Saban agrees. "People in this state have tremendous passion for football," he said. "But that's true for the entire Southeast. There weren't any pro sports teams in the Southeast until the 1970s, so everyone grew up relating to college football. It's still that way in Alabama and there's a lot of good high school coaches here that do a great job of developing talent."
Of course, there are many reasons why Alabama and Auburn have combined to win the last three titles: the gameday acumen of Saban and Chizik; the Cam Newtons and Trent Richardsons at each program; the rich tradition of success at both schools; the recruiting ability of the staffs and the growing number of in-state talent (32 of the 88 players on the Tide's spring guide roster hail from Alabama). Yet even the Yellowhammer State's ability to churn out quality players -- at least too a degree -- can be tied to the intense passion for football that Alabamians possess.
"I remember playing Pee-Wee football as a six year old and we had big crowds and cheerleaders at every game," said Tide linebacker Nico Johnson, a native of Andalusia, Ala., who was recruited by Alabama, Auburn, LSU, USC, Florida State and Tennessee. "Even as little kids you understand the importance of football in this state, and that makes you take it very, very seriously. You have the right mindset for what it takes. In high school our stadium was always sold out. I don't want to take away from fans in other states, but I just can't imagine people caring for the sport like they do in Alabama. And trust me, recruits notice that and it makes playing in this state very attractive."
Even recruiting analysts are quick to point out the edge that this fandom gives both Alabama and Auburn. "No other state can rival Alabama in terms of fan interest," said Jamie Newberg, a national recruiting analyst for Scout.com. "On average 80 to 100 D-I kids come from Alabama each year. The state doesn't approach the Big Four of Florida, Texas, California and Georgia in producing the number of college players, but Saban and Chizik excel at getting kids from those states. Remember Cam [Newton] was from Georgia and Trent [Richardson] was from Florida.... The last three great recruiting runs were Bobby Bowden at Florida in the '90s, Pete Carroll at USC in the 2000s and now Saban at Alabama. It's gotten to the point where he's now turning away great kids."

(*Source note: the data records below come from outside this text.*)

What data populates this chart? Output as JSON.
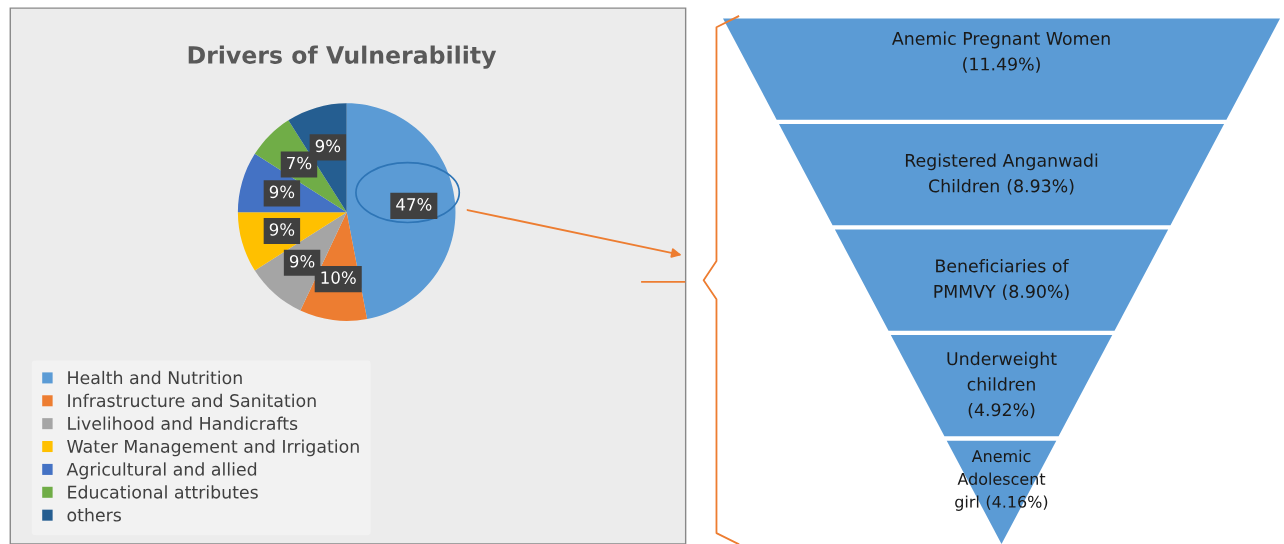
{
  "chart_data": [
    {
      "type": "pie",
      "title": "Drivers of Vulnerability",
      "categories": [
        "Health and Nutrition",
        "Infrastructure and Sanitation",
        "Livelihood and Handicrafts",
        "Water Management and Irrigation",
        "Agricultural and allied",
        "Educational attributes",
        "others"
      ],
      "values": [
        47,
        10,
        9,
        9,
        9,
        7,
        9
      ],
      "colors": [
        "#5b9bd5",
        "#ed7d31",
        "#a5a5a5",
        "#ffc000",
        "#4472c4",
        "#70ad47",
        "#255e91"
      ],
      "value_labels": [
        "47%",
        "10%",
        "9%",
        "9%",
        "9%",
        "7%",
        "9%"
      ],
      "legend": "bottom"
    },
    {
      "type": "other",
      "categories": [
        "Anemic Pregnant Women",
        "Registered Anganwadi\nChildren",
        "Beneficiaries of\nPMMVY",
        "Underweight\nchildren",
        "Anemic\nAdolescent\ngirl"
      ],
      "values": [
        11.49,
        8.93,
        8.9,
        4.92,
        4.16
      ],
      "value_labels": [
        "(11.49%)",
        "(8.93%)",
        "(8.90%)",
        "(4.92%)",
        "(4.16%)"
      ],
      "color": "#5b9bd5"
    }
  ]
}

I've been living in Birmingham since 2004. Growing up in Lincoln, Neb., I took it as an article of faith that Husker fans were as zealous as any in the nation. I was flat wrong, as I've found out first hand. I'll never forget the first time I walked into the house of my girlfriend, April Dalgleish. In her den she has five framed Daniel Moore prints depicting Nick Saban and other Alabama greats along with an encased 2009 commemorative football celebrating the Tide's national title. In the front of her house she has a large Alabama flag that flies 365 days a year, and it's not coming down no matter what anyone says. In this state April's devotion is the rule, not the exception.
"People can give Alabama a hard time for certain things, but not our football," April said. "On that front, we've got y'all beat."
There's no question that passion has helped fuel this historic run of success.